Sus dedos se cerraron sobre el pergamino. Al desplegarlo, sus ojos recorrieron las líneas y, a medida que las palabras se grababan en su mente, su mirada se abrió hasta volverse inmensa.
Era la letra de Carin.
Le decía que estaba viva. Que estaba sana y salva. Que lo amaba. Que lamentaba el dolor que le causaba… y que no esperaba su perdón. En un último acto que él jamás habría imaginado, confesaba que había decidido permanecer en su prisión, no por obligación o resignación, sino por la redención de un alma en pena que no podía ignorar porque pedía ayuda en gritos ahogados.
El príncipe sintió que el mundo a su alrededor se detenía, mientras el eco de esas palabras quedaba suspendido en el aire, más pesado que el silencio mismo.
Aspen deshizo el pergamino entre unas llamas verdes y brillantes que lo convirtieron en ceniza, parecía consumirse en una rabia que ya no podía contener.
—No…esta parece su letra pero no lo es…alguien la falsificó.—expuso el príncipe con rabia.
—¿Por que decidiría quedarse con la mujer que la raptó? No tiene sentido.—pensó Gia con un mal presentimiento.
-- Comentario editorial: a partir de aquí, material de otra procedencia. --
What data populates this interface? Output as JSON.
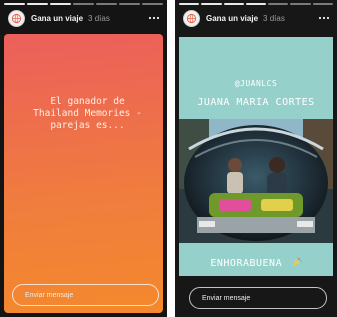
{
  "stories": [
    {
      "username": "Gana un viaje",
      "time": "3 días",
      "text": "El ganador de\nThailand Memories -\nparejas es...",
      "message_placeholder": "Enviar mensaje"
    },
    {
      "username": "Gana un viaje",
      "time": "3 días",
      "handle": "@JUANLCS",
      "name": "JUANA MARIA CORTES",
      "congrats": "ENHORABUENA",
      "message_placeholder": "Enviar mensaje"
    }
  ],
  "icons": {
    "avatar": "globe-logo-icon",
    "more": "more-options-icon",
    "party": "party-popper-icon"
  },
  "colors": {
    "gradient_start": "#ec5f5c",
    "gradient_end": "#f4892d",
    "teal": "#96d0cb"
  }
}
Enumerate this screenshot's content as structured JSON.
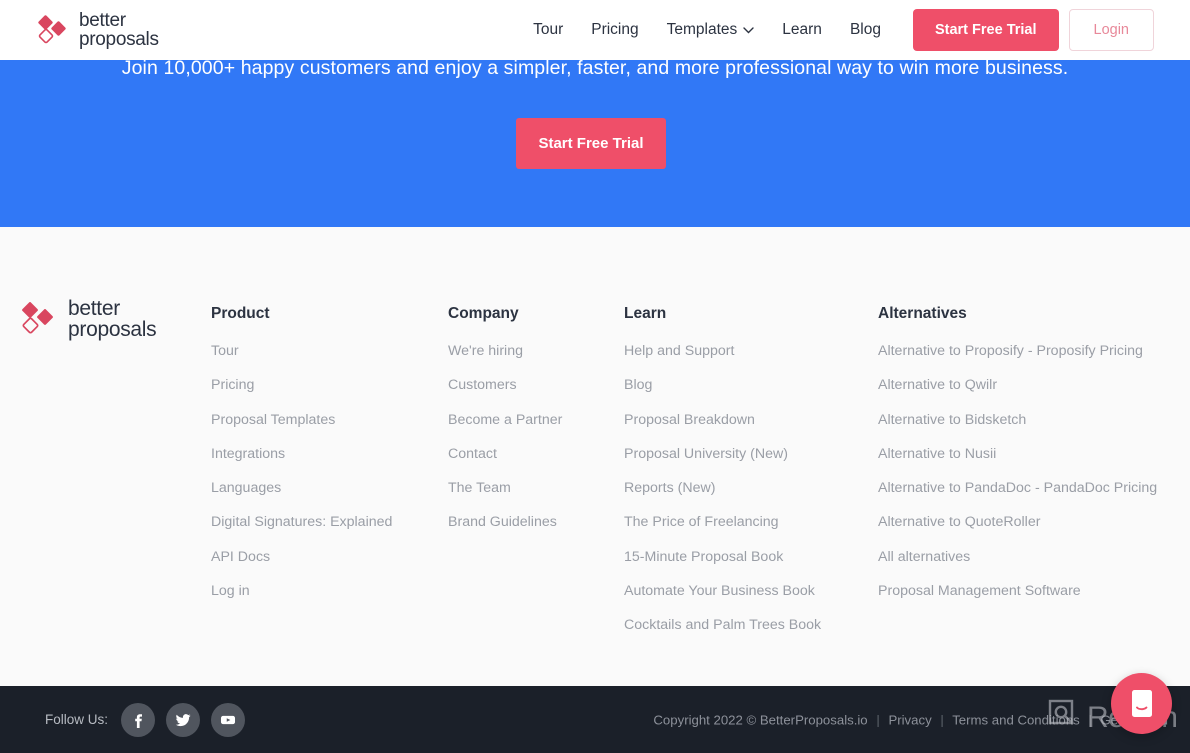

—Esto ya escaló lo suficiente, Carin jamás dirían algo así, ella te adora, eres su familia, buscaría regresar a ti a la primera oportunidad.—expuso Lía con un sentimiento extraño.
Y entonces…
La flecha espectral surcó el aire a una velocidad imposible, dejando tras de sí un silbido desgarrador, como el llanto de almas condenadas atravesando el velo del mundo. Lía, erguida en medio del jardín, la vio venir. Pero esta vez, no se apartó.
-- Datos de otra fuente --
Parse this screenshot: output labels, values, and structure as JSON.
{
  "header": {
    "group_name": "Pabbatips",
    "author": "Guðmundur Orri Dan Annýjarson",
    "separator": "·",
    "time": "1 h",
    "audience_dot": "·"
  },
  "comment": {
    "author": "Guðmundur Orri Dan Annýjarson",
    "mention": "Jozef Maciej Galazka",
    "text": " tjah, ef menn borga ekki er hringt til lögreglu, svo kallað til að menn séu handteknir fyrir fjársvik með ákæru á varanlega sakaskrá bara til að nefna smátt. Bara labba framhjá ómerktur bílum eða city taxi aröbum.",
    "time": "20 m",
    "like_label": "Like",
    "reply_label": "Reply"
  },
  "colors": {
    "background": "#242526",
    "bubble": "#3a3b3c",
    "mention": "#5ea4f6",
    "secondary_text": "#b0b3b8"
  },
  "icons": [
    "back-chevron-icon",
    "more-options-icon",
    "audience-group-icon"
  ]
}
Con un movimiento preciso, alzó la mano desnuda y detuvo la flecha a centímetros de su pecho. El proyectil palpitaba con una energía hostil, una intención pura y punzante de atravesar no solo su carne, sino su espíritu.
El contacto fue un suplicio: un fuego frío le recorrió la palma, devorándole la piel con un dolor que no era de este mundo. Un instante después, la reina la soltó con un jadeo, y la flecha comenzó a desintegrarse en un rastro de cenizas oscuras que se desvanecían en el viento.
—¡Mamá!
—¡Majestad!
Fue entonces cuando una voz, distorsionada y oculta entre el susurro del aire, se dejó escuchar, pero ahora, todos los presentes podían oírla:
—Esperaba que fueras más lista… Te revelaré mi ubicación. El imperio élfico es mío. Si quieres volver a ver a tu loba blanca, preséntate con armadura y arma en mano. Te enfrentaré hasta la muerte. Pero si vienes acompañada de tus soldados… —la voz se volvió un rugido gélido y añadió— entonces mi ejército marchará conmigo.
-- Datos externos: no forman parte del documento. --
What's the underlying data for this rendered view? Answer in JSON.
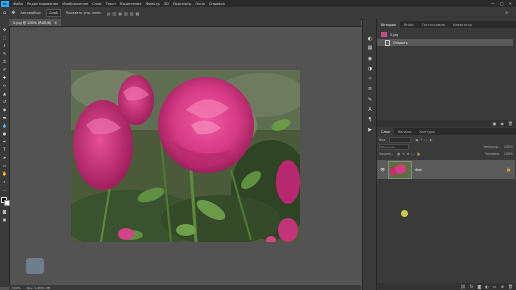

Lía se desplomó, su mano tenía una quemadura grabe, Aspen y Gia la sostuvieron para levantarla, uno de cada brazo, el ardor era insoportable.
—Déjeme revisarla, la curaré enseguida.—expuso Gia y cuando intentó tocarla, pudo ver como emanaba humo negro de la herida, supo entonces que aquel poder era algo nunca antes visto, letal y precioso, aun así, pudo sanarla gracias a su poder.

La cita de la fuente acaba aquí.